RGDATA SAYS CHANGES TO RETAIL CAP WILL LEAVE CONSUMERS WITH LESS CHOICE & HIGHER PRICES
RGDATA, the representative association for independent family owned shops, convenience stores and supermarkets today warned that increasing store size caps just to “tick a box for the Troika” will seriously damage Irish town centres and ultimately leave consumers with less choice and higher prices. Increasing the retail caps and introducing new measures to facilitate out of town retailers will merely hasten the decline of already fragile town centres.
“For those of us who live, work, run businesses and bring up families in Ireland we need a vibrant, diverse competitive retail sector. Independent family owned shops employ over 90,000 people and contribute about €3.5 billion to the national and local economies. 75% of what we sell is produced in Ireland or sold through Irish suppliers. We need a planning regime that supports sustainable development that will ensure vibrant towns and villages, retail diversity, plenty of consumer choice, good competition, value, quality and local shops that people can walk to,” said RGDATA Director General, Tara Buckley.
Any changes to the Retail Planning Guidelines must deliver an improved retail landscape not large monopolies, fewer shops and ghost towns and villages.
RGDATA has serious concerns about the new Draft Retail Planning Guidelines published yesterday and now open for public consultation with submissions due by 20 December.
“We are relieved to see that the Minister remains committed to retail caps and to vibrant towns and villages. However, we are deeply concerned that changes to increase the cap sizes in some circumstances are being mooted without any justification. The Forfas study, on which the changes are based, provides no factual evidence that the changes will deliver more competition and lower prices. It fact it warns that permitting very large operators may led to local monopolies, less choice and higher prices. The Draft Guidelines also include a specific provision that will allow the proliferation of out of town retail centres. This will have a very regressive impact on town and village centres. Ireland has been ahead of our European neighbours regarding sustainable retail planning. The current Retail Planning Guidelines have been effective where they have been enforced. We should not repeat the mistakes made in retail planning by our EU neighbours with ghost towns and the decline in local shops. The Troika should not be allowed to force unsustainable planning changes which will leave a permanent scar on our landscape.” said Buckley.

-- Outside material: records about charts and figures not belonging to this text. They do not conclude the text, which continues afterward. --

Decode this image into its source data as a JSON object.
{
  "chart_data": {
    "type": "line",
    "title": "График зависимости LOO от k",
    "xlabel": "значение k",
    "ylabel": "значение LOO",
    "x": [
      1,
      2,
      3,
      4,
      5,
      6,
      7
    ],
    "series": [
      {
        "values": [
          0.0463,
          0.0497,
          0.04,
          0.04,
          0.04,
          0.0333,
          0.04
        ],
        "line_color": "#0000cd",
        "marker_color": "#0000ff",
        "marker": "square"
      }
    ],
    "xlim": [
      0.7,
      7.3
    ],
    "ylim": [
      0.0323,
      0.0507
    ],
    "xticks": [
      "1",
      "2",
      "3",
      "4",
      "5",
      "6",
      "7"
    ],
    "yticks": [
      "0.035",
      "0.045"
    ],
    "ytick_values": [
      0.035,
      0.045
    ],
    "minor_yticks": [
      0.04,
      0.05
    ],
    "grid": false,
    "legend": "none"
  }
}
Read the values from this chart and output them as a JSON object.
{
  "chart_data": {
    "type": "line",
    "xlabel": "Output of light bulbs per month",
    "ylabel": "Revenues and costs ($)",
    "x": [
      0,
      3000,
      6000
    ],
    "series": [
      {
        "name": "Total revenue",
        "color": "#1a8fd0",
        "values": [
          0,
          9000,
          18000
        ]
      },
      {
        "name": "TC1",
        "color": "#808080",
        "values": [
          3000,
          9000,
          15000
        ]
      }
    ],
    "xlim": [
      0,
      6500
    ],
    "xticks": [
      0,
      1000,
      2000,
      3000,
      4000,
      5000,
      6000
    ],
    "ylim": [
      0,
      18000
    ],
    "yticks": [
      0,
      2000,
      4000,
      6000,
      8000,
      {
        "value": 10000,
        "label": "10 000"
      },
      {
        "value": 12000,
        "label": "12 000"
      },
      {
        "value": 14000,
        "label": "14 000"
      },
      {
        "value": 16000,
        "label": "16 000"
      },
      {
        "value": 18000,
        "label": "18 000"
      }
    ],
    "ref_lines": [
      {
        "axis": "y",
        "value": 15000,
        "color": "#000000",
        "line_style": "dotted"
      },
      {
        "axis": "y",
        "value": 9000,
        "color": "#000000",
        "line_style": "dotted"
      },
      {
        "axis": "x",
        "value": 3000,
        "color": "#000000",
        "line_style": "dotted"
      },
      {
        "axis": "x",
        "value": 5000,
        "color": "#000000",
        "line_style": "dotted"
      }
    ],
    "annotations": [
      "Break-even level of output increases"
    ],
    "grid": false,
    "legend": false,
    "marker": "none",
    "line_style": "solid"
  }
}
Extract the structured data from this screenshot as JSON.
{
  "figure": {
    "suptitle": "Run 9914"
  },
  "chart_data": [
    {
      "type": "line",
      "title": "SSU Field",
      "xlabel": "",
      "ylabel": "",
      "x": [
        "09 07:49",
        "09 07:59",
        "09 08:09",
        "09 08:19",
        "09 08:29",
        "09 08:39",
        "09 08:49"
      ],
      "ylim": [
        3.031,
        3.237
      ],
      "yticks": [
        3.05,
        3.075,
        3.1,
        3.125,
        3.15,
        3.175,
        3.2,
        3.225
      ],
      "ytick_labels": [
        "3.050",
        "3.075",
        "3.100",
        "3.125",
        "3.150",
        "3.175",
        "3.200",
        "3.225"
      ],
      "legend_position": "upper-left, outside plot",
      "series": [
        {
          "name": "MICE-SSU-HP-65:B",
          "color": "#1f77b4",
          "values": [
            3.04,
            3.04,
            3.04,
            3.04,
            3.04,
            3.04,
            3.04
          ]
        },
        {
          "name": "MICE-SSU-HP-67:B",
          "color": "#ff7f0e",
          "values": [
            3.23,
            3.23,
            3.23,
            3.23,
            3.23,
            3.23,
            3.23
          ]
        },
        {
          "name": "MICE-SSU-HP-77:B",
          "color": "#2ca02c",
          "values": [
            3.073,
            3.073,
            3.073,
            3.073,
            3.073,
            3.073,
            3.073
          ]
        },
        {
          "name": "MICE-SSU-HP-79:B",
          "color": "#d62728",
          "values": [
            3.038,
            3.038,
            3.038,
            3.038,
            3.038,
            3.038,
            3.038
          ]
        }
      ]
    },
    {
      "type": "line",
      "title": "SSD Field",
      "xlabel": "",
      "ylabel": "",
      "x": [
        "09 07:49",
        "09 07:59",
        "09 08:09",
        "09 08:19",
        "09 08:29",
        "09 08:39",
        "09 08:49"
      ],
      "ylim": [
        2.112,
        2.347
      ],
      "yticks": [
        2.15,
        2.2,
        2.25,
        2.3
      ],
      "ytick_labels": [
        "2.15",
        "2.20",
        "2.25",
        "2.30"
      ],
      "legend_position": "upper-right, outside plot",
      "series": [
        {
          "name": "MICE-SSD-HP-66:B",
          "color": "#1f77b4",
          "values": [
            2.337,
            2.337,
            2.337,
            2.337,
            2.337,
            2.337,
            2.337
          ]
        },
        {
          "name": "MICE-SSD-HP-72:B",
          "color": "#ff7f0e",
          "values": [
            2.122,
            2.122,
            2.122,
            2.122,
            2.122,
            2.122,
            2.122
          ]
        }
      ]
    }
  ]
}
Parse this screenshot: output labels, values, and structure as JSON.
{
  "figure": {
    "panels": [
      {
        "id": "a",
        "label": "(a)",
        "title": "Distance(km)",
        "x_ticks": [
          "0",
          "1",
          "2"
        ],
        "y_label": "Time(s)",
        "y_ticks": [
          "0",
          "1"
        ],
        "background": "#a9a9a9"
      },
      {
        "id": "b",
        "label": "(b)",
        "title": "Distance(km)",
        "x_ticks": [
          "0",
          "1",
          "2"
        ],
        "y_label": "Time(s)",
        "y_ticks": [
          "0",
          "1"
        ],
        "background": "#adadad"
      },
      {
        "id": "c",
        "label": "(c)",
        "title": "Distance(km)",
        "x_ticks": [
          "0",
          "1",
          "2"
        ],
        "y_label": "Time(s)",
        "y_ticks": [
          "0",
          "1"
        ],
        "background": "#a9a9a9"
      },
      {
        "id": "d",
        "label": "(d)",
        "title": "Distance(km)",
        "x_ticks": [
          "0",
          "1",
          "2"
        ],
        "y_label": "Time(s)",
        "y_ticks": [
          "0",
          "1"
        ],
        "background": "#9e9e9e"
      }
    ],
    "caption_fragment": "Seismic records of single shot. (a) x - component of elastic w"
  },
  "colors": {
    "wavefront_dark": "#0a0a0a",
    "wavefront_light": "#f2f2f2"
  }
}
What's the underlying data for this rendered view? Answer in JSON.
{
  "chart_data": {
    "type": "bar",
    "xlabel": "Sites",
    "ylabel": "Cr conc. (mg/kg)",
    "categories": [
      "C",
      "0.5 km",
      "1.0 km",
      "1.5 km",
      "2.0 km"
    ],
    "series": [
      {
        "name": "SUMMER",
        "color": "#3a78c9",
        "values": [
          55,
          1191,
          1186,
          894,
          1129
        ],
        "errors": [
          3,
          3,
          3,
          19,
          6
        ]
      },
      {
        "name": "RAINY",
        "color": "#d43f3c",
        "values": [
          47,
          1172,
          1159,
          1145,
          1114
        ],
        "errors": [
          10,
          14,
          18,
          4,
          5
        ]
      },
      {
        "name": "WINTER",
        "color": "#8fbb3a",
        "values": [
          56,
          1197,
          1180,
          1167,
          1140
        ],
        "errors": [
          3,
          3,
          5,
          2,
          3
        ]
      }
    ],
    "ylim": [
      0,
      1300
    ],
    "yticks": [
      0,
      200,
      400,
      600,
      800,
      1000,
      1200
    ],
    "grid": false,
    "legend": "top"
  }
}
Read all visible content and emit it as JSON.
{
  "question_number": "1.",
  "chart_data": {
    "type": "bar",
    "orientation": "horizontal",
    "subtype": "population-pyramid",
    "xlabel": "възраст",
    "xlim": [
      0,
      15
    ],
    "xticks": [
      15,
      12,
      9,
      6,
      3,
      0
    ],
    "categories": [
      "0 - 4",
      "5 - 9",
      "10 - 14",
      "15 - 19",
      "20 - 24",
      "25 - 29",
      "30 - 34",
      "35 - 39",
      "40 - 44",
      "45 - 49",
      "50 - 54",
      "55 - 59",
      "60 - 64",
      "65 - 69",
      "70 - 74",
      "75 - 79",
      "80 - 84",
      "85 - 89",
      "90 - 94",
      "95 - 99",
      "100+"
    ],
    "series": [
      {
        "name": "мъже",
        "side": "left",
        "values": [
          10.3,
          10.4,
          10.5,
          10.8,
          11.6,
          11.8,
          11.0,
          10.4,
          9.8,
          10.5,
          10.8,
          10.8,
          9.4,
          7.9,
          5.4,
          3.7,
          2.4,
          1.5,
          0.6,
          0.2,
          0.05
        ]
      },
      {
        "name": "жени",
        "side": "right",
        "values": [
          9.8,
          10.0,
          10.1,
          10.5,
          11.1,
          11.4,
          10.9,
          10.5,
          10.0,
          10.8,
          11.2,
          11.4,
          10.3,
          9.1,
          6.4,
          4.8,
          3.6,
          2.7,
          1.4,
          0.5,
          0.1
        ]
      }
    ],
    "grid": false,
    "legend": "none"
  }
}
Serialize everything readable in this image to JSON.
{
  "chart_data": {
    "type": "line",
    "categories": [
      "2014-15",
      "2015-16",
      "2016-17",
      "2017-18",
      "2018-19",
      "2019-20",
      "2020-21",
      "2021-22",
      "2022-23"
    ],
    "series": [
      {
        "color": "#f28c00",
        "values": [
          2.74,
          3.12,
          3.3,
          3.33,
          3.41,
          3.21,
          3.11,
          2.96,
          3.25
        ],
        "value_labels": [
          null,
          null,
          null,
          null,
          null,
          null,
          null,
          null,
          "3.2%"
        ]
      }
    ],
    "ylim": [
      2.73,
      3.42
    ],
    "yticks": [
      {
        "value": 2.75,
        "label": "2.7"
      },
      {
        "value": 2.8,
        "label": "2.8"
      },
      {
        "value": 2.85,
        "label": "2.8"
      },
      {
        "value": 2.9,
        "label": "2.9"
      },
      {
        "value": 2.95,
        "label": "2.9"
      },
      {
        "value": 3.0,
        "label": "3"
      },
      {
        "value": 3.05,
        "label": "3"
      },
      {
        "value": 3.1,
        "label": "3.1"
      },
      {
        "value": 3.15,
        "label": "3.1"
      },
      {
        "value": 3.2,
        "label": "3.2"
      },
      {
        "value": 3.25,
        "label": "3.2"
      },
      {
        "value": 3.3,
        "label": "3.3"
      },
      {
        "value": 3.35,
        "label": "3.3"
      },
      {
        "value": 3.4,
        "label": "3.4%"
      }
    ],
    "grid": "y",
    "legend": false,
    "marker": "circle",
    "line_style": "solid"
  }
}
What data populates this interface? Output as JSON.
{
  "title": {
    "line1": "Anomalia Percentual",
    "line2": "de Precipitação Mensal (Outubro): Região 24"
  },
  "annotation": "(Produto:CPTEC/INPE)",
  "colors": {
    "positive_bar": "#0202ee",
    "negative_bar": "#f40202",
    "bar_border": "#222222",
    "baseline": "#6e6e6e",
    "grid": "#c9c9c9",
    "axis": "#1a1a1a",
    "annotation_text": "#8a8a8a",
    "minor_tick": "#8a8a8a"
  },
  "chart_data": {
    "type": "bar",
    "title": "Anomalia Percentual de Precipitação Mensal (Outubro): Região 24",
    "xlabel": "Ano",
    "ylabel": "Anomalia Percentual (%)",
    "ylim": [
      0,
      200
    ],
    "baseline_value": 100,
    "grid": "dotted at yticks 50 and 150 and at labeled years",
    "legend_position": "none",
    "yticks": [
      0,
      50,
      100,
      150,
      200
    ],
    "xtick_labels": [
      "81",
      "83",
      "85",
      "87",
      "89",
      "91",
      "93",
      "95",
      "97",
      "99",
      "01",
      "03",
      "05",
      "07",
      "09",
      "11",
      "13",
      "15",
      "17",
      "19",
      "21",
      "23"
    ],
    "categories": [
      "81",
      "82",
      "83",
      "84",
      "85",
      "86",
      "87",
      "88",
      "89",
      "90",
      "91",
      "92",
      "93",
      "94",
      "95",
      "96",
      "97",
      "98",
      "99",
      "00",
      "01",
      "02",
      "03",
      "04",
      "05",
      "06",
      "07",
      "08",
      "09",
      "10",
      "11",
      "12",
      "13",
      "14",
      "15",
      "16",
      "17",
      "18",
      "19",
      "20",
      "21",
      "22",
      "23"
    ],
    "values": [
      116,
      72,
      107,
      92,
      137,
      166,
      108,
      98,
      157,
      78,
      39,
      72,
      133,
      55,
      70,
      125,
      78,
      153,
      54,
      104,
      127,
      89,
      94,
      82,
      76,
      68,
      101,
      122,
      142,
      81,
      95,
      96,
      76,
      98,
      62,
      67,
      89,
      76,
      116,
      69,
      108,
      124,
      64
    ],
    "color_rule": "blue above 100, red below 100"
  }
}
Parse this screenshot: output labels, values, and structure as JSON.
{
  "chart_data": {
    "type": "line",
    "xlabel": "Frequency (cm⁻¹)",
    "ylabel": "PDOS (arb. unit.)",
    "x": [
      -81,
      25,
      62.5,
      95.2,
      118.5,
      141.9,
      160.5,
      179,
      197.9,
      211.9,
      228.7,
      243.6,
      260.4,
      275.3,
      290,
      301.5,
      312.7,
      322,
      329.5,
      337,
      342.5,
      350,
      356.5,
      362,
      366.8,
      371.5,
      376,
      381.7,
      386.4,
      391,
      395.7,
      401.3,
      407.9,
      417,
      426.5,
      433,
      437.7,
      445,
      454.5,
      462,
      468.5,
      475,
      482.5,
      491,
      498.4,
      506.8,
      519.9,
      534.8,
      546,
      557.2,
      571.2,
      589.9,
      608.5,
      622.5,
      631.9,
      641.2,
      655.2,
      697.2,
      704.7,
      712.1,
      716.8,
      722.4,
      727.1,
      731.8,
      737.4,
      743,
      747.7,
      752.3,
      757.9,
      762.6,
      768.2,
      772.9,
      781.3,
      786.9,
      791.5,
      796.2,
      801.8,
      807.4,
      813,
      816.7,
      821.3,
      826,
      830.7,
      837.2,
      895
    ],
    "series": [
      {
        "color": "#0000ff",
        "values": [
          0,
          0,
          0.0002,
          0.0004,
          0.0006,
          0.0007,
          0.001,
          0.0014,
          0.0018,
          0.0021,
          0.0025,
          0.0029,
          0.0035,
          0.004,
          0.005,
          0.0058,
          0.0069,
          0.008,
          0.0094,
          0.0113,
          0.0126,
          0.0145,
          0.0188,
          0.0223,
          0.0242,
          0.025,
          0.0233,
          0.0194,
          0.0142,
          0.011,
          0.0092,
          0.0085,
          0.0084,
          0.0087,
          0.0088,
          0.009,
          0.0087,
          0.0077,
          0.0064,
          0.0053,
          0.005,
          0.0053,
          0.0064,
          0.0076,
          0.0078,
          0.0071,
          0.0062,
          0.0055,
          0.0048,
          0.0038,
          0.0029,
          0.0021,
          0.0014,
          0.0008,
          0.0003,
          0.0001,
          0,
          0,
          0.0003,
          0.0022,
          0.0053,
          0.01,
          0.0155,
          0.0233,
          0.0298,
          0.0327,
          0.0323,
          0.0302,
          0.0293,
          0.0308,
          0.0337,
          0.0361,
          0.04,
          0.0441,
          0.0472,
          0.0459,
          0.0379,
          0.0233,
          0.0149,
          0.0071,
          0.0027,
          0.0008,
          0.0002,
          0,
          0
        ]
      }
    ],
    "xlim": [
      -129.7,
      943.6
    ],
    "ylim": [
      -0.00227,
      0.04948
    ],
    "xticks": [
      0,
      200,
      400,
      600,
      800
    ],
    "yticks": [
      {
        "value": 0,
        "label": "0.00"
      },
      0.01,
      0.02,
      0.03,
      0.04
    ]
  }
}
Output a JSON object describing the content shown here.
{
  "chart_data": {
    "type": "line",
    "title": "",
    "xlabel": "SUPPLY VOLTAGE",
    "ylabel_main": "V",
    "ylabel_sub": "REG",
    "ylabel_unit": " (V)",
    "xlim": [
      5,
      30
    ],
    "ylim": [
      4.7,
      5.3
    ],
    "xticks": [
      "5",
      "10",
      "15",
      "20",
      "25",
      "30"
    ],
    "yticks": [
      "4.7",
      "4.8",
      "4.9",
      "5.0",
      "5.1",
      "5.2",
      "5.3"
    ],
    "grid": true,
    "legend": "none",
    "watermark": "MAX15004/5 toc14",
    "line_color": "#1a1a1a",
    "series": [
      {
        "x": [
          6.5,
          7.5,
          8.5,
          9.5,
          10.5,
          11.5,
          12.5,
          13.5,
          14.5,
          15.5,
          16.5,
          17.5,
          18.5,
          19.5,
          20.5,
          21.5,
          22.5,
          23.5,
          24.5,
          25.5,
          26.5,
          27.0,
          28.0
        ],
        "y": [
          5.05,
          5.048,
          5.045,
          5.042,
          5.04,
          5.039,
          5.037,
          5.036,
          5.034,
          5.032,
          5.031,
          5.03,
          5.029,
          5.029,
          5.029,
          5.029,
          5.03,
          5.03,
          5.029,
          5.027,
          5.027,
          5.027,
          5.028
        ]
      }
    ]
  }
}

“RGDATA will review the Draft Guidelines and will make a considered submission to the Government by December 20. We urge any one who is interested in Ireland, our community life, vibrant towns and villages, attracting tourism, retail diversity, competition, choice, local jobs, Irish food producers and farmers to make their voice heard. Don’t let the Troika make us introduce changes that will lead to urban dereliction, ghost towns and the closure of local, family owned shops,” said Buckley.